Dangerous Writing

I sat in the rear of a loud bar waiting for a friend. I wrote in my journal.

Ten or fifteen minutes elapsed.

A masked and rotund bar back wearing a black hoodie and shorts came up to me and said, “Who do you work for? People said you’re taking notes.”

“I’m a writer.” I turned the notebook for him to see my handwriting, which of course he couldn’t read because I have perhaps the worst handwriting in the world. I can’t even read it after a week or so!

The man turned abruptly and walked away briskly without saying a word. I went back to writing in my journal (notes for a story about the last remaining mom and pop drug store in America) and watching others watch me write. Who had ratted me out? Why? If I had been on my phone or tablet ruining the bar’s reputation with a review or reporting their shaky social distancing set-up, not one have given me a second glance. Or first.

But that act of writing with pen on paper!!!!!!!!!! Spy! Rebel! Freak! Luddite!
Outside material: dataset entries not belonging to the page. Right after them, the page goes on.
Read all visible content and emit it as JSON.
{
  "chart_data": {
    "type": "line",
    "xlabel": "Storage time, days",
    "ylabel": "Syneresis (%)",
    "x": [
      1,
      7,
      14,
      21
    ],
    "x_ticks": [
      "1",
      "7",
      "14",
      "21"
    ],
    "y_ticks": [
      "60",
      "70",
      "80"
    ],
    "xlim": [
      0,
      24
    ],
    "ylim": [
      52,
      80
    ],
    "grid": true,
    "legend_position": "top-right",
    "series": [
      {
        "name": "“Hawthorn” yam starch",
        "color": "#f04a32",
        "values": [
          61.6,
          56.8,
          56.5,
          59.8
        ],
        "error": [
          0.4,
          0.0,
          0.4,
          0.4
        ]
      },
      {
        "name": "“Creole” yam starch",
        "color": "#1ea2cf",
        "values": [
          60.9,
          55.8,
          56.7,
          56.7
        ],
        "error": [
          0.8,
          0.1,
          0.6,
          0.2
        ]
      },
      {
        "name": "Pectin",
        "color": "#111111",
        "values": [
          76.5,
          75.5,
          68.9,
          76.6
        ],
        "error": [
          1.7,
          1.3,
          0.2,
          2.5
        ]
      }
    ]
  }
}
This episode confirms a theory I postulated a while back: writing in longhand in public places has become an unnerving and possibly dangerous act in the eyes of some people. It is so extremely rare an occurrence, that some people react with instant fear and paranoia. It is a reaction I have seen ratcheting up in the last year. The last time something like this happened to me was when another bartender accused me of being an OLCC narc. I was writing a letter to my father at the time. She didn’t know how to respond to that and just melted away without saying a word.

Not that anyone really wants to spend too much time in indoor places where people are gathered, but as an interesting cultural experiment, try taking a notebook and pen, sitting down in a place or even a park bench outdoors where people are milling about, and start writing. Watch what happens. Perhaps nothing. But perhaps something worth writing about.

I am writing this from a picnic table 30 feet from a mountain lake and in the last five minutes a family with two kids and a female couple moseyed by and gave me THE LOOK as I scribbled.